Julia Adler-Milstein, PhD
Chief and Professor, UCSF DoC-IT
Dr. Adler-Milstein is a leading researcher in health IT policy, with a specific focus on electronic health records and interoperability. She has examined policies and organizational strategies that enable effective use of electronic health records and promote interoperability. She is also an expert in EHR audit log data and its application to studying clinician behavior. Her research – used by researchers, health systems, and policymakers – identifies obstacles to progress and ways to overcome them.
Nate Apathy, PhD
Assistant Professor of Health Policy & Management, University of Maryland School of Public Health
Dr. Apathy’s research sits at the intersection of health policy, health services research, and health informatics. I study the role of health information technology in support of delivery and payment reform efforts, the impact of regulations on health IT innovation, adoption, and use, and specialize in the use of system-generated log data to increase our understanding of health IT's impact on care quality.

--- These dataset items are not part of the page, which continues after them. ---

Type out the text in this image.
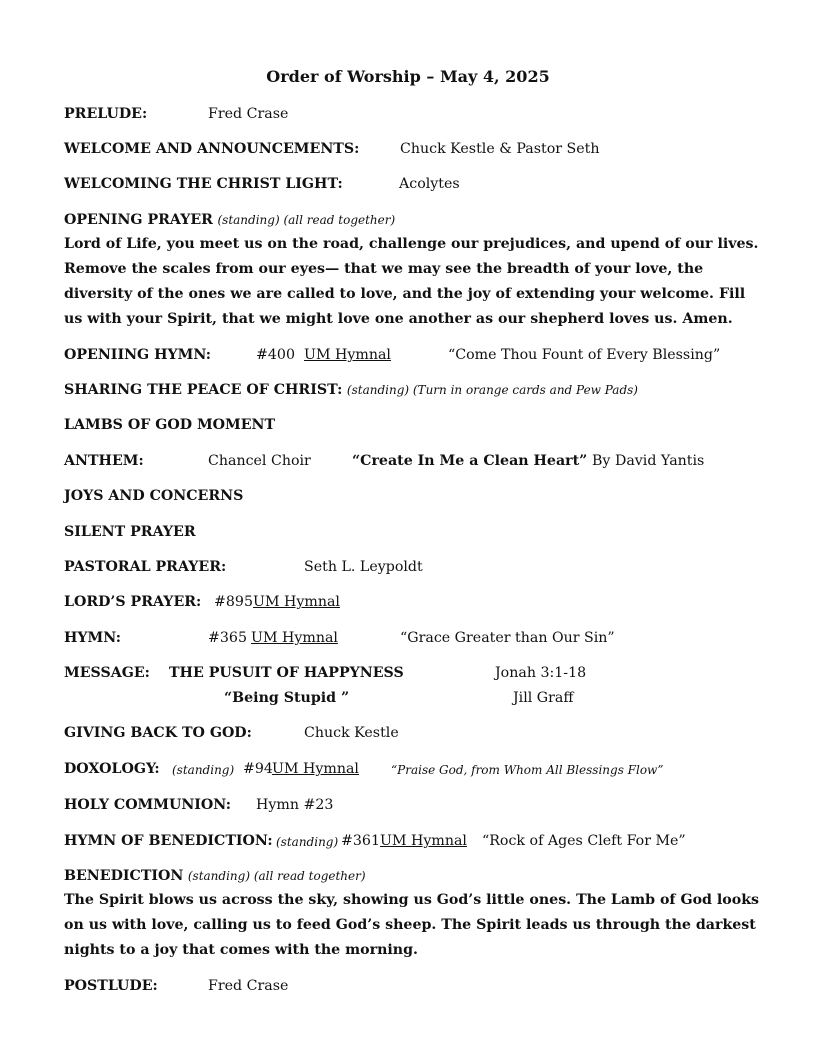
Order of Worship – May 4, 2025
PRELUDE:	Fred Crase
WELCOME AND ANNOUNCEMENTS:	Chuck Kestle & Pastor Seth
WELCOMING THE CHRIST LIGHT:	Acolytes
OPENING PRAYER (standing) (all read together)
Lord of Life, you meet us on the road, challenge our prejudices, and upend of our lives. Remove the scales from our eyes— that we may see the breadth of your love, the diversity of the ones we are called to love, and the joy of extending your welcome. Fill us with your Spirit, that we might love one another as our shepherd loves us. Amen.
OPENIING HYMN:	#400 UM Hymnal	“Come Thou Fount of Every Blessing”
SHARING THE PEACE OF CHRIST: (standing) (Turn in orange cards and Pew Pads)
LAMBS OF GOD MOMENT
ANTHEM:	Chancel Choir	“Create In Me a Clean Heart” By David Yantis
JOYS AND CONCERNS
SILENT PRAYER
PASTORAL PRAYER:	Seth L. Leypoldt
LORD’S PRAYER: #895 UM Hymnal
HYMN:	#365 UM Hymnal	“Grace Greater than Our Sin”
MESSAGE: THE PUSUIT OF HAPPYNESS	Jonah 3:1-18
“Being Stupid ”	Jill Graff
GIVING BACK TO GOD:	Chuck Kestle
DOXOLOGY: (standing) #94 UM Hymnal	“Praise God, from Whom All Blessings Flow”
HOLY COMMUNION: Hymn #23
HYMN OF BENEDICTION: (standing) #361 UM Hymnal “Rock of Ages Cleft For Me”
BENEDICTION (standing) (all read together)
The Spirit blows us across the sky, showing us God’s little ones. The Lamb of God looks on us with love, calling us to feed God’s sheep. The Spirit leads us through the darkest nights to a joy that comes with the morning.
POSTLUDE:	Fred Crase
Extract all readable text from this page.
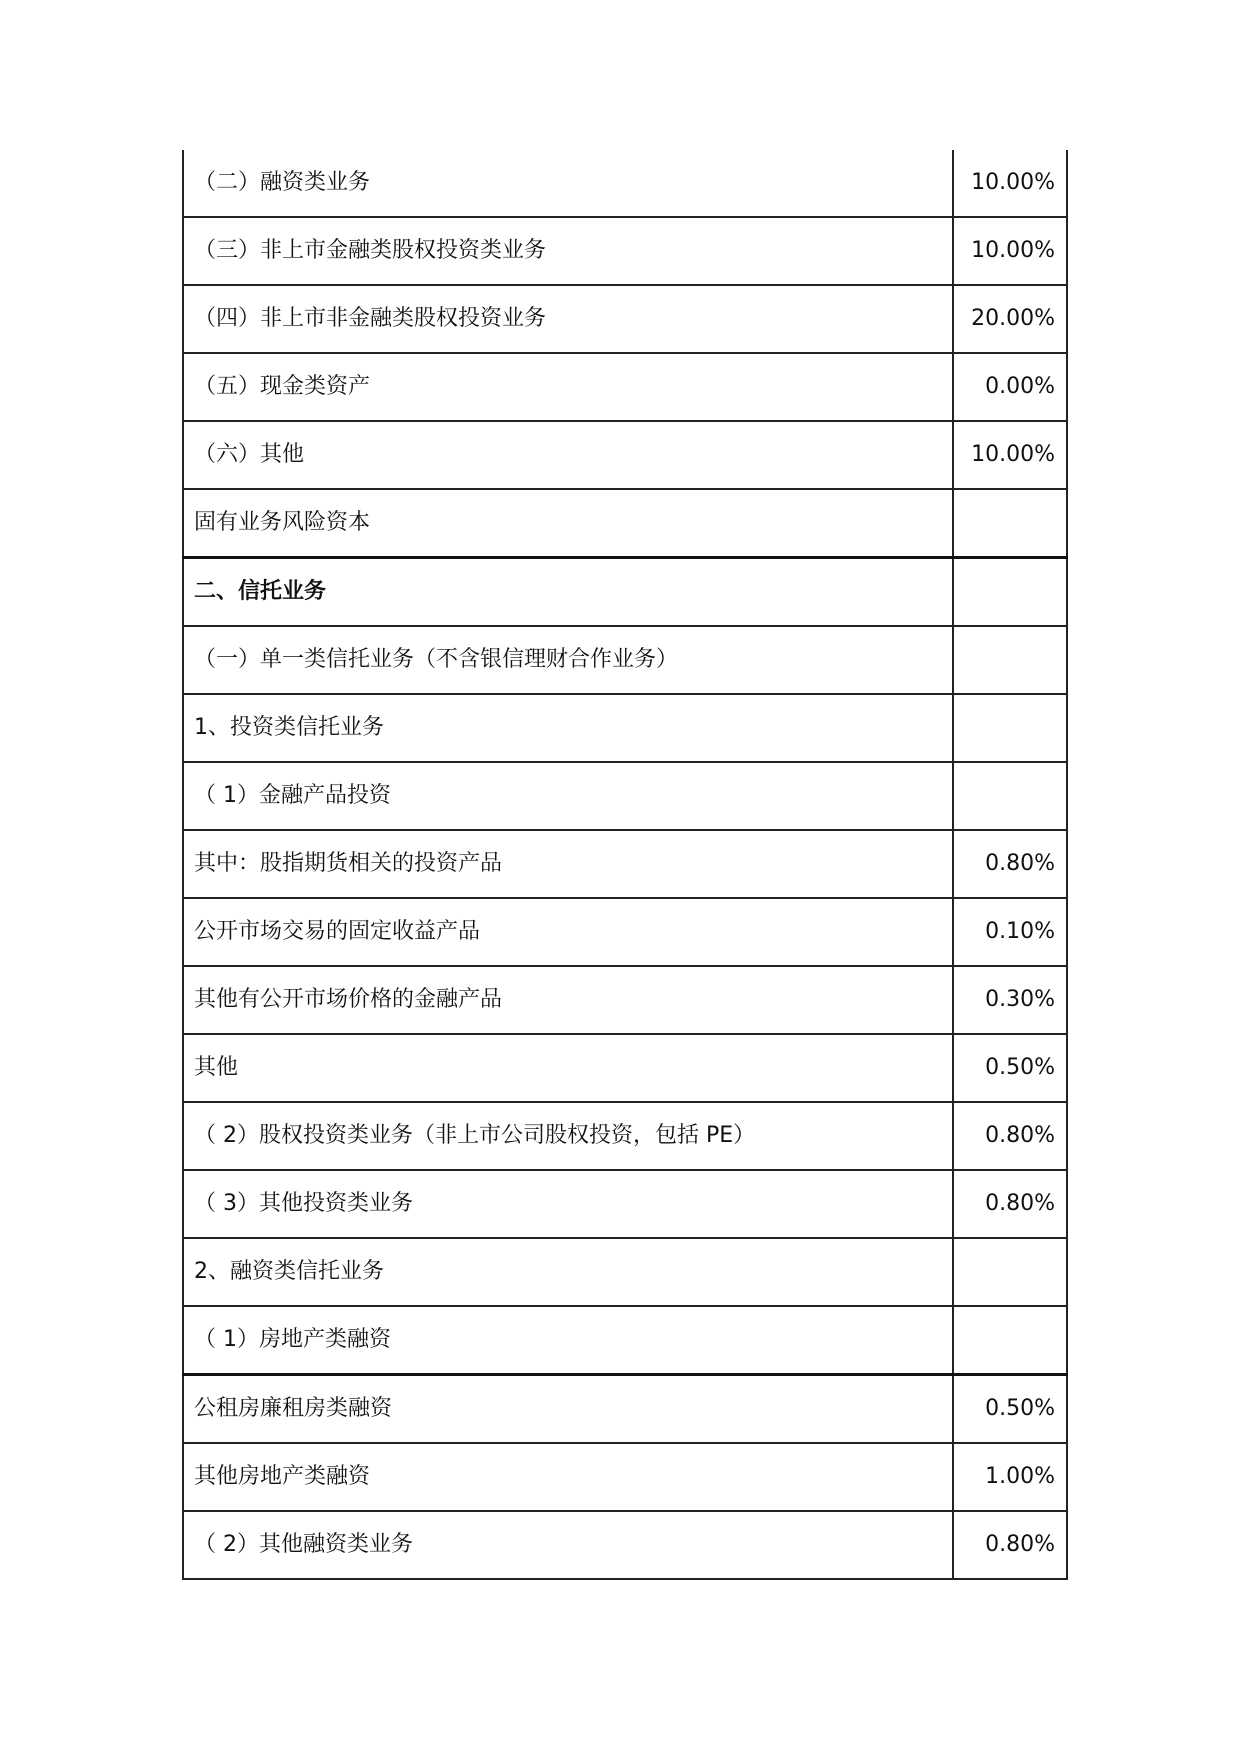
（二）融资类业务	10.00%
（三）非上市金融类股权投资类业务	10.00%
（四）非上市非金融类股权投资业务	20.00%
（五）现金类资产	0.00%
（六）其他	10.00%
固有业务风险资本	
二、信托业务	
（一）单一类信托业务（不含银信理财合作业务）	
1、投资类信托业务	
（ 1）金融产品投资	
其中：股指期货相关的投资产品	0.80%
公开市场交易的固定收益产品	0.10%
其他有公开市场价格的金融产品	0.30%
其他	0.50%
（ 2）股权投资类业务（非上市公司股权投资，包括 PE）	0.80%
（ 3）其他投资类业务	0.80%
2、融资类信托业务	
（ 1）房地产类融资	
公租房廉租房类融资	0.50%
其他房地产类融资	1.00%
（ 2）其他融资类业务	0.80%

About the UCSF Division of Clinical Informatics and Digital Transformation (DoC-IT)
DoC-IT serves as the academic home for applied clinical informatics researchers within the UCSF Department of Medicine. We also serve as a coordinating entity with key internal and external digital stakeholders across all UCSF mission areas, schools, departments, and divisions. Clinical informatics is approached as a multidisciplinary field that involves the use of technology by a broad spectrum of health professionals, patients, and other stakeholders.